JASTA, Pinochet and Kissinger
Earlier this week, the US Congress overturned President Obama’s veto of the Justice Against Sponsors of Terrorism Act (JASTA). Both houses of Congress had passed JASTA unanimously and only former Senate Majority Leader Harry Reid (who is retiring and not running for reelection) voted to sustain the veto. So why did President Obama veto the overwhelmingly popular JASTA and why was his veto the appropriate response to the bill.
The vote on JASTA is inextricably tied to election year politics and not to American Founding Principles. Already there is cynical talk of the lame duck congress revoking or altering JASTA after the election since it is clearly against American national interests.
So what is, exactly, JASTA? The US congress summarizes the bill as follows:
Justice Against Sponsors of Terrorism Act
This bill amends the federal judicial code to narrow the scope of foreign sovereign immunity by authorizing U.S. courts to hear cases involving claims against a foreign state for injuries, death, or damages that occur inside the United States as a result of a tort, including an act of terrorism, committed anywhere by a foreign state or official.
It amends the federal criminal code to permit civil claims against a foreign state or official for injuries, death, or damages from an act of international terrorism. Additionally, the bill authorizes federal courts to exercise personal jurisdiction over and impose liability on a person who commits, or aids, abets, or conspires to commit, an act of international terrorism against a U.S. national.
The intent of the bill is to allow survivors of 9/11 and the relatives of those killed to sue the government of Saudi Arabia and its officials for the harm caused in the attack. Saudi responsibility has not been proven but 15 of the terrorists were Saudi. And the Saudi government has promoted an ultra-strict version of Islam (called Wahhabism) and set up religious schools (madrassas) to teach Wahhabism all over the world. It is also true that the Saudi government supported Saudi students abroad with over 200,000 scholarships so it is not unlikely that the terrorists received some form of funding from the Saudi government under the guise of being students. But all this is a long way from proving culpability of the Saudi government.

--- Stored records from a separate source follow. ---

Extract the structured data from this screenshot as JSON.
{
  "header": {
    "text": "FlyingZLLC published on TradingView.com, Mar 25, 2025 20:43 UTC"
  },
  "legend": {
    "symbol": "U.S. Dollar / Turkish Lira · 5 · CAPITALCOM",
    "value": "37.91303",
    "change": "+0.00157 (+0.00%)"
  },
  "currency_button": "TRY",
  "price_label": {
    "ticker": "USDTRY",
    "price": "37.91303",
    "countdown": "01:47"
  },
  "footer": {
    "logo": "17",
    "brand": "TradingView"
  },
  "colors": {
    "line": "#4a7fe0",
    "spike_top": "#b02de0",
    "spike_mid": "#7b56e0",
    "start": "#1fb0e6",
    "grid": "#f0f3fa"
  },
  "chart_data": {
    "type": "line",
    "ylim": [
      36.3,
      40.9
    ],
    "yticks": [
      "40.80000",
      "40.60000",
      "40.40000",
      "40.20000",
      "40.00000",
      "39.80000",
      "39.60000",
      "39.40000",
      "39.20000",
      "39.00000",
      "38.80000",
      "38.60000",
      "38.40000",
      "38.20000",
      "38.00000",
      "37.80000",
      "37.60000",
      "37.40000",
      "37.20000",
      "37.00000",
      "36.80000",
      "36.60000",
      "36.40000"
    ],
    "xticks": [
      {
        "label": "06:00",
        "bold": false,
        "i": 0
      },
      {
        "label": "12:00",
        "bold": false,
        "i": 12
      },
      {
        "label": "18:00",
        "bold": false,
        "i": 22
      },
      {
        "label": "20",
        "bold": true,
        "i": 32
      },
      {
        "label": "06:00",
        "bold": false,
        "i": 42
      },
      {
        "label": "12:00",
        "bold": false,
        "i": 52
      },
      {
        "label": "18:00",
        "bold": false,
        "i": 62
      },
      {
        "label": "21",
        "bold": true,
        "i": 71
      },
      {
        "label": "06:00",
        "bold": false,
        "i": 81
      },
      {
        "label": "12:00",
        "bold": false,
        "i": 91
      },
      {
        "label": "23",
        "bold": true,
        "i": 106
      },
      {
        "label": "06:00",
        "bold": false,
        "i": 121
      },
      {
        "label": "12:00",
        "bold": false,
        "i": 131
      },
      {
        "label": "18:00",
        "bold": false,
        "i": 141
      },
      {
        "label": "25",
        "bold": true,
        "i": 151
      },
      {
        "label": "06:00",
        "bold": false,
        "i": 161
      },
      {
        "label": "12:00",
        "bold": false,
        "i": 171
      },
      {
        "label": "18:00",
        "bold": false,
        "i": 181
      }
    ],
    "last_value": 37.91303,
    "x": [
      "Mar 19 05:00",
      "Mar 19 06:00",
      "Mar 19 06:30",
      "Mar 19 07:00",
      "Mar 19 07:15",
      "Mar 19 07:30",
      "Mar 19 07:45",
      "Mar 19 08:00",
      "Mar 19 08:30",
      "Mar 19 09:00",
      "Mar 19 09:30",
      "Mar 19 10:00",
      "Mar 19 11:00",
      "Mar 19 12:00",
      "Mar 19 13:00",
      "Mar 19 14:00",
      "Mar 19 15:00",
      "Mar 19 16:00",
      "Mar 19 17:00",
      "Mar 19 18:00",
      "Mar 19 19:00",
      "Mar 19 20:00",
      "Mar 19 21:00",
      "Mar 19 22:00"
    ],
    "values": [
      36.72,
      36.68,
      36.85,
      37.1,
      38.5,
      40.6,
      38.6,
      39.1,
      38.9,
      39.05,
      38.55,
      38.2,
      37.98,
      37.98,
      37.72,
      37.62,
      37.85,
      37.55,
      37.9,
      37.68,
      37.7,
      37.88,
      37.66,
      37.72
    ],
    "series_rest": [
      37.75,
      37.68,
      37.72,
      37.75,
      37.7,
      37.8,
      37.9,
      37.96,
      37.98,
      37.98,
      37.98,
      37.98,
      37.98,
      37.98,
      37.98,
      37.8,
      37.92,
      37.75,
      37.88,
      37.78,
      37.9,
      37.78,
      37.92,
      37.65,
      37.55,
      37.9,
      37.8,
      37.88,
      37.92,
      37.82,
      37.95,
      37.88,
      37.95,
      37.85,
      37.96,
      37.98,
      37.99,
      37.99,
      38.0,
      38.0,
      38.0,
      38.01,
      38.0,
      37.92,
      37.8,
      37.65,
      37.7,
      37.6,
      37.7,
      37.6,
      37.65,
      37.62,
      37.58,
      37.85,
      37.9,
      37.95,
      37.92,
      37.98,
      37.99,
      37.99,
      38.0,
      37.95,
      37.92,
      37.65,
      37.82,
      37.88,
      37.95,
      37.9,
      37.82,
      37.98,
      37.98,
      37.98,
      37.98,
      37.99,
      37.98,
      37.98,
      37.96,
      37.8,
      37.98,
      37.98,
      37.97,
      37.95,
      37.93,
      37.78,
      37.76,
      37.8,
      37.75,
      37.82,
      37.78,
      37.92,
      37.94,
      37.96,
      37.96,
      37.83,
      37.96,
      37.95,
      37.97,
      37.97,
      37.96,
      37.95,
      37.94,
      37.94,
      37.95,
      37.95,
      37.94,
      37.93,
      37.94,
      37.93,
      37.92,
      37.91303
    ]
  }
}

So what does JASTA have to do with Augusto Pinochet, the late dictator of Chile? In 1998, Spanish judge Baltazar Garzón indicted Pinochet on human rights violations committed in Chile during the Pinochet dictatorship. He was arrested during a trip to London and held for a year and a half before returning to Chile. The same Spanish judge tried to cross-examine former Secretary of State Henry Kissinger on Operation Condor, which was part of the indictment against Pinochet. Garzón was attempting to invoke universal jurisdiction whereby governments or international organizations can claim jurisdiction over an accused person regardless of where the alleged crime was committed.
JASTA is intended to modify the Foreign Sovereign Immunities Act (1976) that was used as a defense by Saudi Arabia in a previous lawsuit. So why is this so wrong? Clearly the 9/11 victims have suffered great harm. Under US law (based on the American Social contract), they would have redress if an individual or a corporation committed such an act. Why should foreign governments and their agents be immune?

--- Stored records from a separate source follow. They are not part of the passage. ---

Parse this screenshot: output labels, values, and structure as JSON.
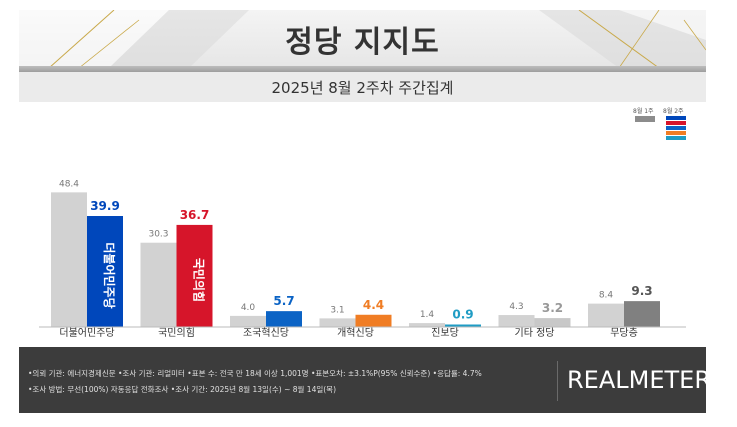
{
  "header": {
    "title": "정당 지지도",
    "subtitle": "2025년 8월 2주차 주간집계"
  },
  "legend": {
    "prev_label": "8월 1주",
    "cur_label": "8월 2주",
    "prev_color": "#8c8c8c",
    "cur_colors": [
      "#0047bb",
      "#d6152a",
      "#0b63c5",
      "#f07d24",
      "#1f9cc4"
    ]
  },
  "chart_data": {
    "type": "bar",
    "title": "정당 지지도",
    "subtitle": "2025년 8월 2주차 주간집계",
    "categories": [
      "더불어민주당",
      "국민의힘",
      "조국혁신당",
      "개혁신당",
      "진보당",
      "기타 정당",
      "무당층"
    ],
    "series": [
      {
        "name": "8월 1주",
        "values": [
          48.4,
          30.3,
          4.0,
          3.1,
          1.4,
          4.3,
          8.4
        ]
      },
      {
        "name": "8월 2주",
        "values": [
          39.9,
          36.7,
          5.7,
          4.4,
          0.9,
          3.2,
          9.3
        ]
      }
    ],
    "colors": {
      "prev": "#d2d2d2",
      "current": [
        "#0047bb",
        "#d6152a",
        "#0b63c5",
        "#f07d24",
        "#1f9cc4",
        "#c8c8c8",
        "#808080"
      ],
      "current_labels": [
        "#0047bb",
        "#d6152a",
        "#0b63c5",
        "#f07d24",
        "#1f9cc4",
        "#999999",
        "#555555"
      ]
    },
    "bar_logos": [
      "더불어민주당",
      "국민의힘"
    ],
    "ylim": [
      0,
      55
    ],
    "grid": false,
    "legend_position": "top-right"
  },
  "footer": {
    "note_1": "•의뢰 기관: 에너지경제신문  •조사 기관: 리얼미터 •표본 수: 전국 만 18세 이상 1,001명 •표본오차: ±3.1%P(95% 신뢰수준) •응답률: 4.7%",
    "note_2": "•조사 방법: 무선(100%) 자동응답 전화조사 •조사 기간: 2025년 8월 13일(수) ~ 8월 14일(목)",
    "brand": "REALMETER"
  }
}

But there is no global social contract. There is no consensus among the nations as to what would make up such a social contract among all the countries of the world. The United Nations goes through the motions of being a deliberative body but it has no true authority. Nations routinely ignore UN resolutions with impunity. The UN Human Rights Commission includes human rights abusers such as China, Cuba, Russia, Saudi Arabia and Venezuela. The members of International Court of Justice (also known as the World Court) include China, Russia and the failed state of Somalia. The United States has refused to accept the jurisdiction of the World Court, as it would be a violation of our sovereign immunity. Without a global social contract there can be no global rule of law.

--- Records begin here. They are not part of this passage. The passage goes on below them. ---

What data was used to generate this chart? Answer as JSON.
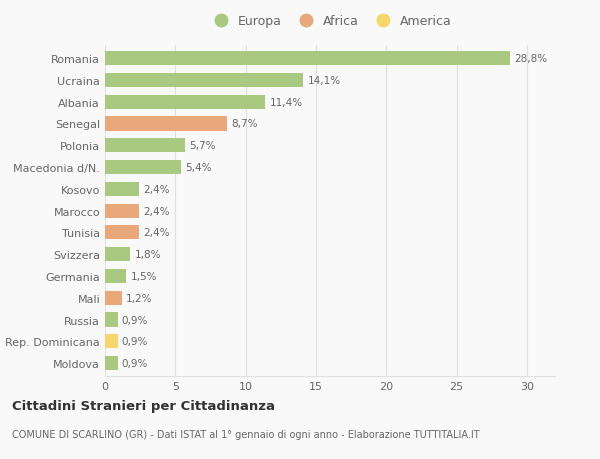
{
  "categories": [
    "Romania",
    "Ucraina",
    "Albania",
    "Senegal",
    "Polonia",
    "Macedonia d/N.",
    "Kosovo",
    "Marocco",
    "Tunisia",
    "Svizzera",
    "Germania",
    "Mali",
    "Russia",
    "Rep. Dominicana",
    "Moldova"
  ],
  "values": [
    28.8,
    14.1,
    11.4,
    8.7,
    5.7,
    5.4,
    2.4,
    2.4,
    2.4,
    1.8,
    1.5,
    1.2,
    0.9,
    0.9,
    0.9
  ],
  "labels": [
    "28,8%",
    "14,1%",
    "11,4%",
    "8,7%",
    "5,7%",
    "5,4%",
    "2,4%",
    "2,4%",
    "2,4%",
    "1,8%",
    "1,5%",
    "1,2%",
    "0,9%",
    "0,9%",
    "0,9%"
  ],
  "continents": [
    "Europa",
    "Europa",
    "Europa",
    "Africa",
    "Europa",
    "Europa",
    "Europa",
    "Africa",
    "Africa",
    "Europa",
    "Europa",
    "Africa",
    "Europa",
    "America",
    "Europa"
  ],
  "continent_colors": {
    "Europa": "#a8c97f",
    "Africa": "#e8a87c",
    "America": "#f5d76e"
  },
  "legend_labels": [
    "Europa",
    "Africa",
    "America"
  ],
  "legend_colors": [
    "#a8c97f",
    "#e8a87c",
    "#f5d76e"
  ],
  "xlim": [
    0,
    32
  ],
  "xticks": [
    0,
    5,
    10,
    15,
    20,
    25,
    30
  ],
  "title": "Cittadini Stranieri per Cittadinanza",
  "subtitle": "COMUNE DI SCARLINO (GR) - Dati ISTAT al 1° gennaio di ogni anno - Elaborazione TUTTITALIA.IT",
  "background_color": "#f9f9f9",
  "grid_color": "#e0e0e0",
  "bar_height": 0.65
}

JASTA undermines the US stance on sovereign immunity and endangers US interests and its officials around the world. It is another attempt to do the “right” thing without thinking about the principles that have made our nations the greatest on earth. JASTA is not based on principle but on emotion. The pain of the 9/11 plaintiffs is real but JASTA is cheap electioneering that will have real consequences in the future.
The principled action would have been for the Bush and/or Obama administration to take Saudi Arabia to task for its role in undermining the world order and fostering terrorism. Its citizens (including members of the royal family) transfer billions of dollars to terrorist organizations and the Saudi supported madrassas are training the next generation of suicide bombers. But principles were trumped by realpolitik and our traditional dependence on Mideast oil. Our diplomats and soldiers will pay the price for this ill-conceived, “what works” piece of legislation.